Après ces validations chez l’animal, les 20 premiers patients humains ont été inclus et opérés soit en Iran (12 patients) ou en Inde (8 patients). La publication rapporte leurs résultats assez extraordinaires au bout de deux ans de suivi. Pour des considérations éthiques, les yeux sélectionnés pour cet essai étaient tous intolérants au port de lentilles rigides, avaient une vision faible avec une moyenne à 1/20ème corrigée en lunettes ou lentilles (14 yeux étaient en cécité légale) et il s’agissait de patients qui n’auraient pas pu être greffés par kératoplastie transfixiante en raison de l’absence de greffon disponible.

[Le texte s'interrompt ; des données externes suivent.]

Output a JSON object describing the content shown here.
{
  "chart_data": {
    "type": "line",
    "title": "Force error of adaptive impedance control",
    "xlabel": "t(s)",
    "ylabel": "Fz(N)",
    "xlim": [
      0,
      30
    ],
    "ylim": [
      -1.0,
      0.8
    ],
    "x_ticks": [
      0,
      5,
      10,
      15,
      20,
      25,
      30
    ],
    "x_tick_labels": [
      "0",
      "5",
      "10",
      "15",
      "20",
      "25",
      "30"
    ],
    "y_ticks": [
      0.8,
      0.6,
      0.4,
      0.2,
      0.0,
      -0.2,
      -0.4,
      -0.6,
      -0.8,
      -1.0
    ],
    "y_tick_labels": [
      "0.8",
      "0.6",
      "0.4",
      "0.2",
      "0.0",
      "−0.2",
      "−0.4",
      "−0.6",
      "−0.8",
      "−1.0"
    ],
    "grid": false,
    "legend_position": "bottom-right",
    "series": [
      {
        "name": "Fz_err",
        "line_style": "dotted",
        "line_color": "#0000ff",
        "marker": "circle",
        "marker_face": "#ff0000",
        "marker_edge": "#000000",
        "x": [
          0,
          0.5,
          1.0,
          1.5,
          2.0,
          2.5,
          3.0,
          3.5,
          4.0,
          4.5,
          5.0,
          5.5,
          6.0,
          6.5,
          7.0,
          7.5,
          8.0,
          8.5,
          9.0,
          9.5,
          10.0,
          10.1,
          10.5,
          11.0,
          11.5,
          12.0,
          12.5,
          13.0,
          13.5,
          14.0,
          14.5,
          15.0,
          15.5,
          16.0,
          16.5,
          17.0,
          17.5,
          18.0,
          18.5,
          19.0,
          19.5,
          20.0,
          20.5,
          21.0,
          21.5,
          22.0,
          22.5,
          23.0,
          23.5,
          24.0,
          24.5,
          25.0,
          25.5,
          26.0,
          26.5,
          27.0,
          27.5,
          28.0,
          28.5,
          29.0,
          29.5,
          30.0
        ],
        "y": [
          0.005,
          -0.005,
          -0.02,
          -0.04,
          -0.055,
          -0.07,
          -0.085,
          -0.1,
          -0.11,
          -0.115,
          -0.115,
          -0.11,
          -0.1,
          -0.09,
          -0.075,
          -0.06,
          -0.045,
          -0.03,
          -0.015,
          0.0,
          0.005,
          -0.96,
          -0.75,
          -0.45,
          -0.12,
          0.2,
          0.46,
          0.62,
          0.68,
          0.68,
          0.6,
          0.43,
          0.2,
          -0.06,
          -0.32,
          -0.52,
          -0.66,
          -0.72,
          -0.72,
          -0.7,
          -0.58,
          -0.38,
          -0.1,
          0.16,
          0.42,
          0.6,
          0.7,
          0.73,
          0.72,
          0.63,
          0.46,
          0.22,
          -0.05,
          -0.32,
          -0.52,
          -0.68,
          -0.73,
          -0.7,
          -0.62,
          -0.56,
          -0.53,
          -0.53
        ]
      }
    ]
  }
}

La chirurgie s’adressait à des patients porteurs de kératocônes sévères (kératométrie maximale moyenne de 62 à 69D et pachymétrie minimale moyenne à 400 et 368 selon la série) sans opacification cornéenne. Une dissection lamellaire était réalisée à l’aide d’un laser femtoseconde sur un diamètre de 9 mm avec une incision latérale de 2 à 4 mm afin d’implanter le greffon de 280 ou 400 m d’épaisseur préalablement trépané à 8 ou 8,5mm de diamètre. Cette technique a originalement été conceptualisée à visée réfractive par Barraquer dans les années 60 sous le nom de « kératophakie ».

La sécurité de la procédure a été jugée bonne par les investigateurs et toutes les cornées opérées ont présenté une bonne transparence à deux ans de la chirurgie. L’acuité visuelle finale avec correction était de 4/10ème dans la série iranienne et de 8/10ème dans la série indienne. La pachymétrie moyenne était largement augmentée par la procédure, avec une réduction de la kératométrie moyenne, permettant à nouveau le port de lentilles rigides chez tous les patients. Au total, alors que 14 yeux étaient considérés en état de cécité avant la procédure, aucun œil ne l’était deux ans après la chirurgie.

Voici donc une première série de patients opérés aux résultats tout à fait remarquables, expliquant l’enthousiasme médiatique suscité par la publication de cet article. Ces résultats devront être cependant confirmés par une série de plus vaste ampleur, y compris dans les pays industrialisés.

 

Rafat M, Jabbarvand M, Sharma N, Xeroudaki M, Tabe S, Omrani R, Thangavelu M, Mukwaya A, Fagerholm P, Lennikov A, Askarizadeh F, Lagali N. Bioengineered corneal tissue for minimally invasive vision restoration in advanced keratoconus in two clinical cohorts. Nat Biotechnol. 2022 Aug 11. Epub ahead of print.